The high-tech, high-performance cars that compete in the FIA World Rally Championship are the all-rounders of the motorsport world.
Although they are based on standard road cars and are identifiable with the type of car that you buy in your local dealership, that is where the similarities stop.
They are capable of astonishing achievements on surfaces ranging from rocky and pot-holed dirt tracks to twisty and narrow asphalt lanes or rutted roads covered in snow and ice.
Cars must maintain peak performance in conditions where temperatures can plunge to near -30C at one round and soar to almost 30C above freezing on the next.
There are several categories within the WRC, the fastest and most spectacular being for World Rally Cars. These cars are stripped from a basic road vehicle to a bare metal shell before being completely rebuilt.
All unnecessary brackets and mounting plates are removed to save weight and after around 700 hours of work, the shell emerges vastly stronger and stiffer than before.
The support categories are increasingly less modified than the headline-grabbing WRC cars but one thing that all rally cars have in common is that they are fitted with a steel tubular roll cage to provide maximum protection in the event of a crash.
What – the major support series in WRC and the final stepping stone to the headline WRC category. Launched in 2013 through the merger of SWRC and PWRC, it contains powerful four-wheel drive cars built under various technical rules. Power and performance are balanced through air restrictors and minimum weight stipulations.
The FIA Production Car Cup (now in its 27th season) forms part of WRC 2 and is awarded to the top WRC 2 crew driving a Group N car.
Look out for – Ford Fiesta R5, Citroen DS3 RRC, Ford Fiesta RRC, Peugeot 208 T16 R5 (due for homologation on 1 March 2014), Citroen DS3 R5 (due for homologation on 1 March 2014), Mini John Cooper Works RRC, Mitsubishi Lancer Evo, Subaru Impreza WRX, Ford Fiesta S2000, Skoda Fabia S2000.
Getting technical –
Open to four-wheel drive cars in the new RC2 class which are built to one of the following five technical regulations.
- R5: Powered by a 1.6-litre turbocharged engine with a 32mm restrictor and using a five-speed gearbox. The price is capped at 180,000 Euros to ensure cheaper, more standard parts are used.
- S2000: Powered by either a 1.6-litre turbocharged engine with a 30mm restrictor or a 2.0-litre normally aspirated unit.
- Regional Rally Cars: Powered by the same engines and transmissions as the World Rally Cars, but power is restricted by a smaller 31mm restrictor.

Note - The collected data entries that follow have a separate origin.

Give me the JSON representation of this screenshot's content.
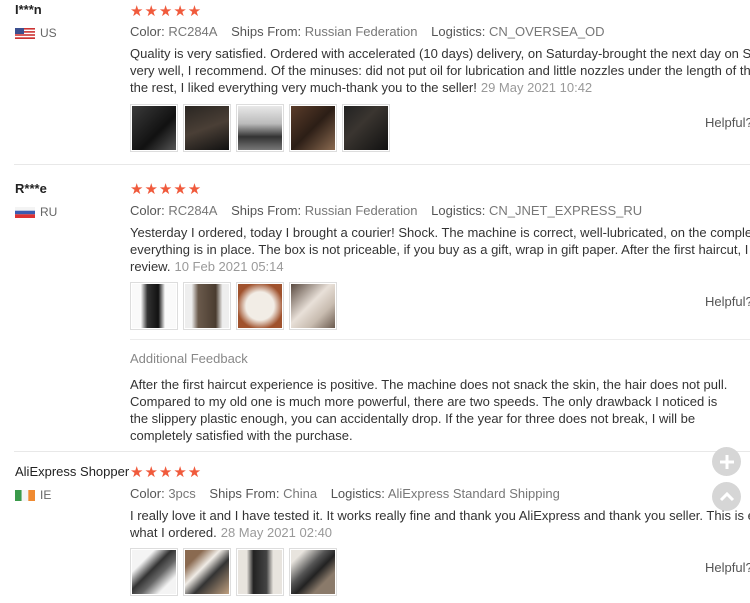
{
  "reviews": [
    {
      "user": "I***n",
      "country": "US",
      "color_label": "Color:",
      "color": "RC284A",
      "ships_label": "Ships From:",
      "ships": "Russian Federation",
      "logistics_label": "Logistics:",
      "logistics": "CN_OVERSEA_OD",
      "text_lines": [
        "Quality is very satisfied. Ordered with accelerated (10 days) delivery, on Saturday-brought the next day on Sunda",
        "very well, I recommend. Of the minuses: did not put oil for lubrication and little nozzles under the length of the",
        "the rest, I liked everything very much-thank you to the seller!"
      ],
      "date": "29 May 2021 10:42",
      "helpful": "Helpful?"
    },
    {
      "user": "R***e",
      "country": "RU",
      "color_label": "Color:",
      "color": "RC284A",
      "ships_label": "Ships From:",
      "ships": "Russian Federation",
      "logistics_label": "Logistics:",
      "logistics": "CN_JNET_EXPRESS_RU",
      "text_lines": [
        "Yesterday I ordered, today I brought a courier! Shock. The machine is correct, well-lubricated, on the complete s",
        "everything is in place. The box is not priceable, if you buy as a gift, wrap in gift paper. After the first haircut, I will",
        "review."
      ],
      "date": "10 Feb 2021 05:14",
      "helpful": "Helpful?",
      "additional_feedback_title": "Additional Feedback",
      "additional_feedback": "After the first haircut experience is positive. The machine does not snack the skin, the hair does not pull. Compared to my old one is much more powerful, there are two speeds. The only drawback I noticed is the slippery plastic enough, you can accidentally drop. If the year for three does not break, I will be completely satisfied with the purchase."
    },
    {
      "user": "AliExpress Shopper",
      "country": "IE",
      "color_label": "Color:",
      "color": "3pcs",
      "ships_label": "Ships From:",
      "ships": "China",
      "logistics_label": "Logistics:",
      "logistics": "AliExpress Standard Shipping",
      "text_lines": [
        "I really love it and I have tested it. It works really fine and thank you AliExpress and thank you seller. This is exac",
        "what I ordered."
      ],
      "date": "28 May 2021 02:40",
      "helpful": "Helpful?"
    }
  ],
  "stars": "★★★★★",
  "float_buttons": {
    "add_icon": "plus-icon",
    "top_icon": "chevron-up-icon"
  }
}
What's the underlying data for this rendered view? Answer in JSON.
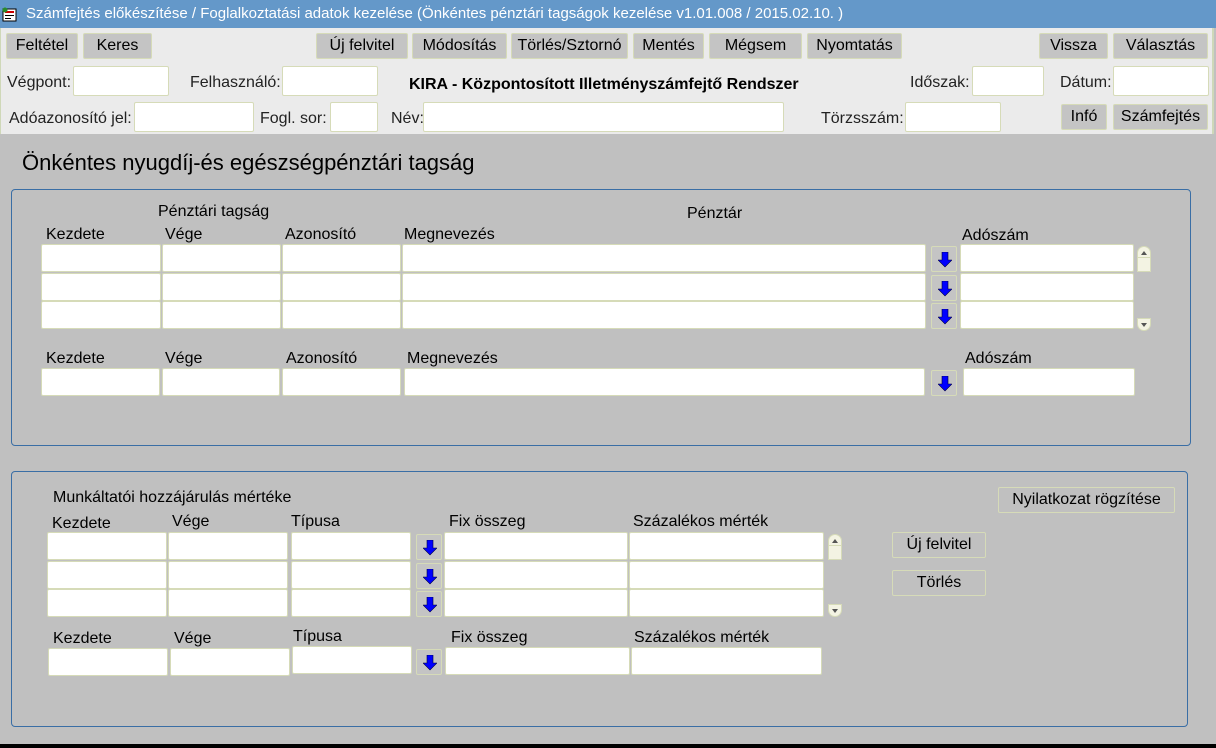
{
  "window": {
    "title": "Számfejtés előkészítése / Foglalkoztatási adatok kezelése (Önkéntes pénztári tagságok kezelése v1.01.008 / 2015.02.10. )",
    "icon": "app-form-icon"
  },
  "toolbar": {
    "feltetel": "Feltétel",
    "keres": "Keres",
    "uj_felvitel": "Új felvitel",
    "modositas": "Módosítás",
    "torles_sztorno": "Törlés/Sztornó",
    "mentes": "Mentés",
    "megsem": "Mégsem",
    "nyomtatas": "Nyomtatás",
    "vissza": "Vissza",
    "valasztas": "Választás",
    "info": "Infó",
    "szamfejtes": "Számfejtés"
  },
  "header": {
    "system_title": "KIRA - Központosított Illetményszámfejtő Rendszer",
    "fields": {
      "vegpont": {
        "label": "Végpont:",
        "value": ""
      },
      "felhasznalo": {
        "label": "Felhasználó:",
        "value": ""
      },
      "idoszak": {
        "label": "Időszak:",
        "value": ""
      },
      "datum": {
        "label": "Dátum:",
        "value": ""
      },
      "adoazonosito": {
        "label": "Adóazonosító jel:",
        "value": ""
      },
      "fogl_sor": {
        "label": "Fogl. sor:",
        "value": ""
      },
      "nev": {
        "label": "Név:",
        "value": ""
      },
      "torzsszam": {
        "label": "Törzsszám:",
        "value": ""
      }
    }
  },
  "page_title": "Önkéntes nyugdíj-és egészségpénztári tagság",
  "membership": {
    "group_label_tagsag": "Pénztári tagság",
    "group_label_penztar": "Pénztár",
    "columns": [
      "Kezdete",
      "Vége",
      "Azonosító",
      "Megnevezés",
      "Adószám"
    ],
    "rows": [
      {
        "kezdete": "",
        "vege": "",
        "azonosito": "",
        "megnevezes": "",
        "adoszam": ""
      },
      {
        "kezdete": "",
        "vege": "",
        "azonosito": "",
        "megnevezes": "",
        "adoszam": ""
      },
      {
        "kezdete": "",
        "vege": "",
        "azonosito": "",
        "megnevezes": "",
        "adoszam": ""
      }
    ],
    "detail_columns": [
      "Kezdete",
      "Vége",
      "Azonosító",
      "Megnevezés",
      "Adószám"
    ],
    "detail": {
      "kezdete": "",
      "vege": "",
      "azonosito": "",
      "megnevezes": "",
      "adoszam": ""
    }
  },
  "contribution": {
    "title": "Munkáltatói hozzájárulás mértéke",
    "columns": [
      "Kezdete",
      "Vége",
      "Típusa",
      "Fix összeg",
      "Százalékos mérték"
    ],
    "rows": [
      {
        "kezdete": "",
        "vege": "",
        "tipusa": "",
        "fix": "",
        "szazalek": ""
      },
      {
        "kezdete": "",
        "vege": "",
        "tipusa": "",
        "fix": "",
        "szazalek": ""
      },
      {
        "kezdete": "",
        "vege": "",
        "tipusa": "",
        "fix": "",
        "szazalek": ""
      }
    ],
    "detail_columns": [
      "Kezdete",
      "Vége",
      "Típusa",
      "Fix összeg",
      "Százalékos mérték"
    ],
    "detail": {
      "kezdete": "",
      "vege": "",
      "tipusa": "",
      "fix": "",
      "szazalek": ""
    },
    "buttons": {
      "nyilatkozat": "Nyilatkozat rögzítése",
      "uj_felvitel": "Új felvitel",
      "torles": "Törlés"
    }
  },
  "colors": {
    "titlebar": "#6498c9",
    "panel_border": "#3a6ea5",
    "lov_arrow": "#0000ff"
  }
}
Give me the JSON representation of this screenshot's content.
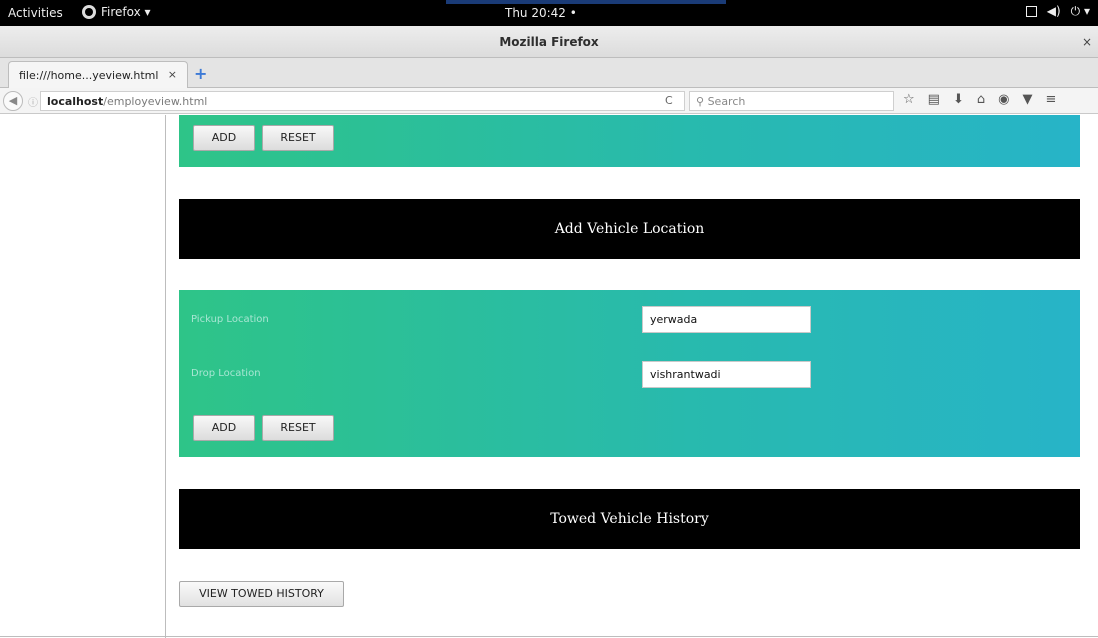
{
  "system_bar": {
    "activities": "Activities",
    "app_menu": "Firefox ▾",
    "clock": "Thu 20:42 •",
    "tray_icons": [
      "window-icon",
      "volume-icon",
      "power-icon"
    ]
  },
  "window": {
    "title": "Mozilla Firefox",
    "close": "×"
  },
  "tabs": [
    {
      "label": "file:///home...yeview.html",
      "close": "×"
    }
  ],
  "new_tab": "+",
  "navbar": {
    "url_host": "localhost",
    "url_path": "/employeview.html",
    "reload": "C",
    "search_placeholder": "Search",
    "toolbar_icons": [
      "star-icon",
      "reading-list-icon",
      "download-icon",
      "home-icon",
      "pocket-icon",
      "shield-icon",
      "menu-icon"
    ]
  },
  "page": {
    "top_form": {
      "add_label": "ADD",
      "reset_label": "RESET"
    },
    "location_section": {
      "header": "Add Vehicle Location",
      "pickup_label": "Pickup Location",
      "pickup_value": "yerwada",
      "drop_label": "Drop Location",
      "drop_value": "vishrantwadi",
      "add_label": "ADD",
      "reset_label": "RESET"
    },
    "history_section": {
      "header": "Towed Vehicle History",
      "view_button": "VIEW TOWED HISTORY"
    }
  },
  "colors": {
    "panel_gradient_start": "#2ec488",
    "panel_gradient_end": "#27b4c8",
    "header_bg": "#000000"
  }
}
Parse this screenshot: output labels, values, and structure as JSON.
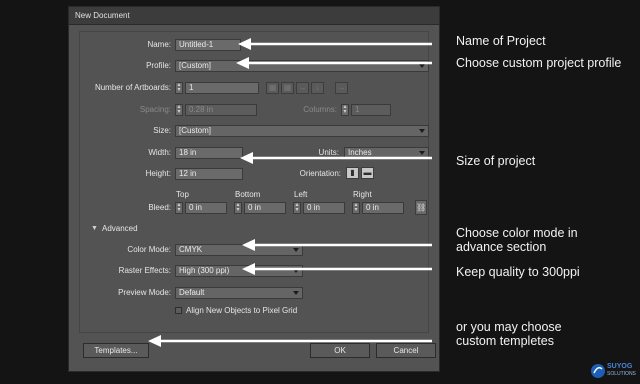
{
  "dialog": {
    "title": "New Document",
    "name_label": "Name:",
    "name_value": "Untitled-1",
    "profile_label": "Profile:",
    "profile_value": "[Custom]",
    "artboards_label": "Number of Artboards:",
    "artboards_value": "1",
    "spacing_label": "Spacing:",
    "spacing_value": "0.28 in",
    "columns_label": "Columns:",
    "columns_value": "1",
    "size_label": "Size:",
    "size_value": "[Custom]",
    "width_label": "Width:",
    "width_value": "18 in",
    "units_label": "Units:",
    "units_value": "Inches",
    "height_label": "Height:",
    "height_value": "12 in",
    "orientation_label": "Orientation:",
    "bleed_label": "Bleed:",
    "bleed_headers": [
      "Top",
      "Bottom",
      "Left",
      "Right"
    ],
    "bleed_values": [
      "0 in",
      "0 in",
      "0 in",
      "0 in"
    ],
    "advanced_label": "Advanced",
    "color_mode_label": "Color Mode:",
    "color_mode_value": "CMYK",
    "raster_label": "Raster Effects:",
    "raster_value": "High (300 ppi)",
    "preview_label": "Preview Mode:",
    "preview_value": "Default",
    "align_label": "Align New Objects to Pixel Grid",
    "templates_button": "Templates...",
    "ok_button": "OK",
    "cancel_button": "Cancel"
  },
  "annotations": {
    "name": "Name of Project",
    "profile": "Choose custom project profile",
    "size": "Size of project",
    "color_mode_1": "Choose color mode in",
    "color_mode_2": "advance section",
    "raster": "Keep quality to 300ppi",
    "templates_1": "or you may choose",
    "templates_2": "custom templetes"
  },
  "watermark": {
    "brand_name": "SUYOG",
    "tagline": "SOLUTIONS"
  },
  "colors": {
    "dialog_bg": "#535353",
    "page_bg": "#141414",
    "annotation": "#ffffff",
    "logo_blue": "#1c5fb4"
  }
}
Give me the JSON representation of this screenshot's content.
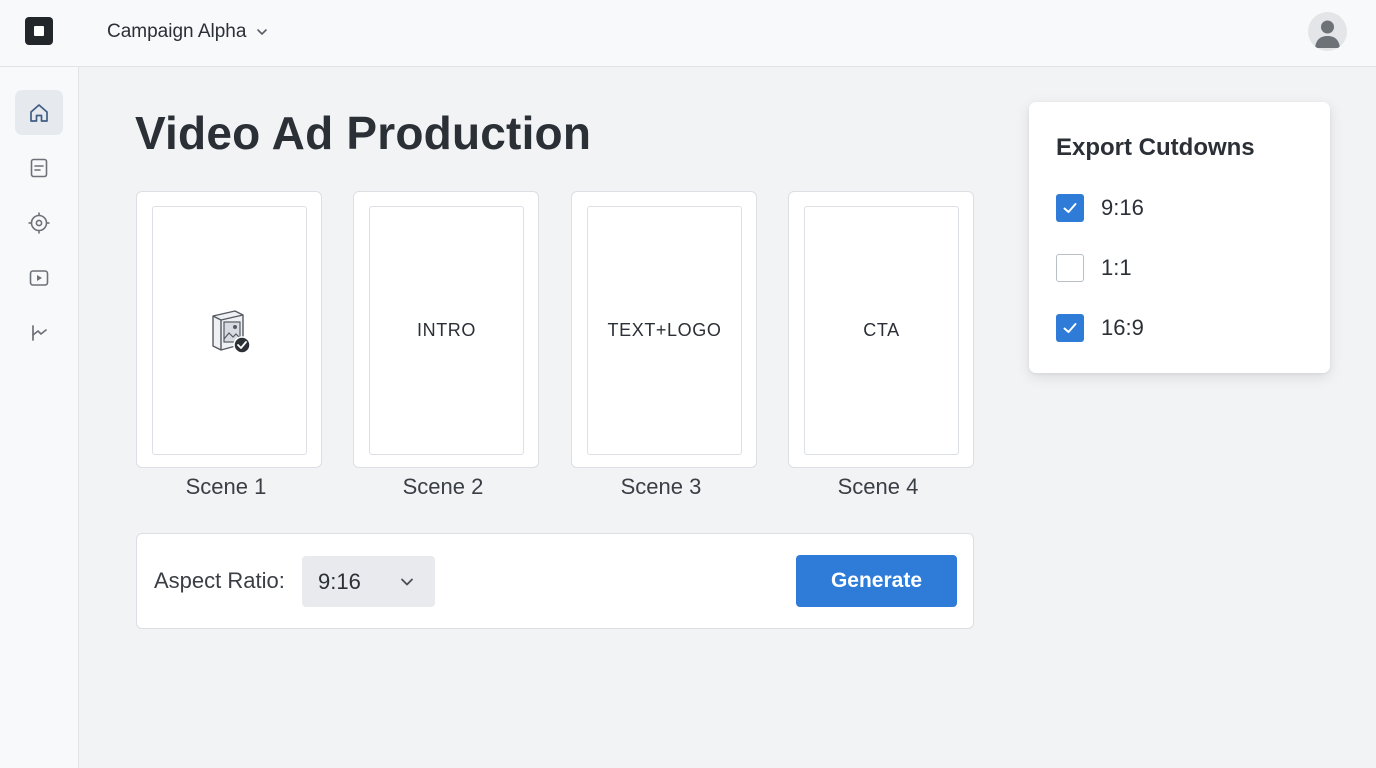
{
  "topbar": {
    "campaign_name": "Campaign Alpha",
    "logo_icon": "app-logo-icon",
    "chevron_icon": "chevron-down-icon",
    "avatar_icon": "user-avatar-icon"
  },
  "sidebar": {
    "items": [
      {
        "icon": "home-icon",
        "active": true
      },
      {
        "icon": "document-icon",
        "active": false
      },
      {
        "icon": "target-icon",
        "active": false
      },
      {
        "icon": "play-video-icon",
        "active": false
      },
      {
        "icon": "analytics-icon",
        "active": false
      }
    ]
  },
  "main": {
    "title": "Video Ad Production",
    "scenes": [
      {
        "label": "Scene 1",
        "content": "",
        "icon": "media-check-icon"
      },
      {
        "label": "Scene 2",
        "content": "INTRO"
      },
      {
        "label": "Scene 3",
        "content": "TEXT+LOGO"
      },
      {
        "label": "Scene 4",
        "content": "CTA"
      }
    ],
    "aspect_ratio": {
      "label": "Aspect Ratio:",
      "selected": "9:16"
    },
    "generate_label": "Generate"
  },
  "export": {
    "title": "Export Cutdowns",
    "options": [
      {
        "label": "9:16",
        "checked": true
      },
      {
        "label": "1:1",
        "checked": false
      },
      {
        "label": "16:9",
        "checked": true
      }
    ]
  },
  "colors": {
    "accent": "#2f7bd8",
    "background": "#f2f3f5",
    "text": "#2b2f36"
  }
}
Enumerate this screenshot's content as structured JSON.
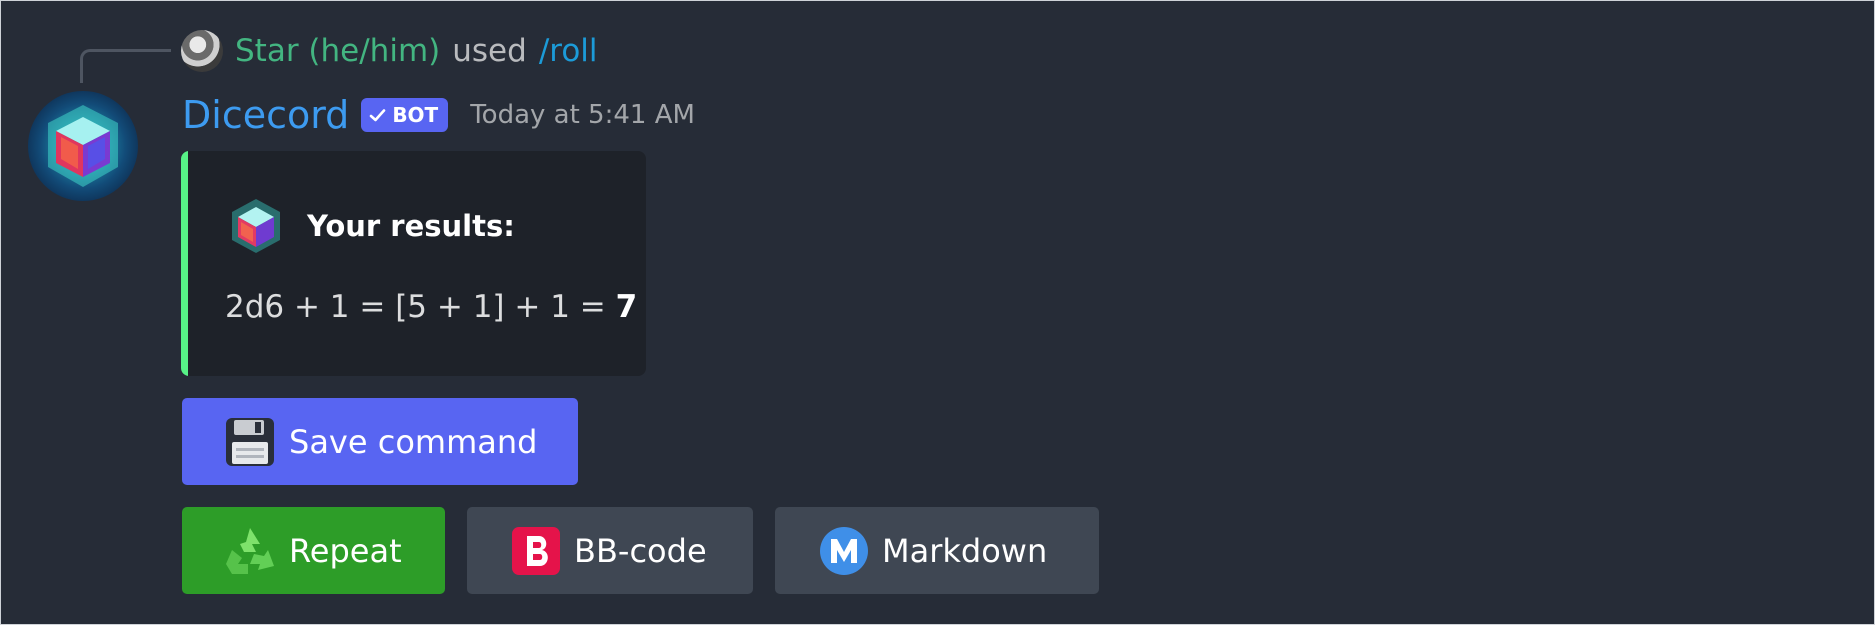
{
  "reply": {
    "user": "Star (he/him)",
    "used_text": "used",
    "command": "/roll"
  },
  "message": {
    "author": "Dicecord",
    "bot_tag": "BOT",
    "timestamp": "Today at 5:41 AM"
  },
  "embed": {
    "title": "Your results:",
    "expression_prefix": "2d6 + 1 = [5 + 1] + 1 = ",
    "result": "7",
    "accent_color": "#57f287"
  },
  "buttons": {
    "save_label": "Save command",
    "repeat_label": "Repeat",
    "bbcode_label": "BB-code",
    "markdown_label": "Markdown"
  },
  "icons": {
    "save": "floppy-disk-icon",
    "repeat": "recycle-icon",
    "bbcode": "b-letter-icon",
    "markdown": "m-letter-icon",
    "bot_verified": "checkmark-icon"
  }
}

- R4: Powered by a 2.0-litre turbocharged engine, closely related to the road cars on which they are based. They use an uprated transmission and lighter body panels.
- N4: also known as production rally cars, these are very popular and less modified, ‘showroom specification’ vehicles. Cheaper to run, but lower on performance, these cars also compete for their own Production Car Cup.
What – the leading two-wheel drive category was launched in 2013 as the intermediate step on the WRC ladder and became instantly popular among younger drivers. The R3 cars that lead this championship are reminiscent of the Super 1600 cars that propelled the careers of Sébastien Ogier, Sébastien Loeb, Kris Meeke and Dani Sordo.
Look out for – Citroen DS3 R3T, Renault Clio R3 (a new version is expected in mid-2014), Honda Civic R3 and Toyota GT86 R3 (likely homologation in late 2014).
Getting technical –
- R3 cars are the primary category
- Two-wheel drive cars only, normally front-wheel drive.
- 1.6-litre turbocharged engines or up to 2.0-litre normally aspirated units.
- Six-speed sequential transmission.
- Also eligible are the smaller R2 cars, as well as the much older Super 1600 and two-wheel drive Group A rally cars.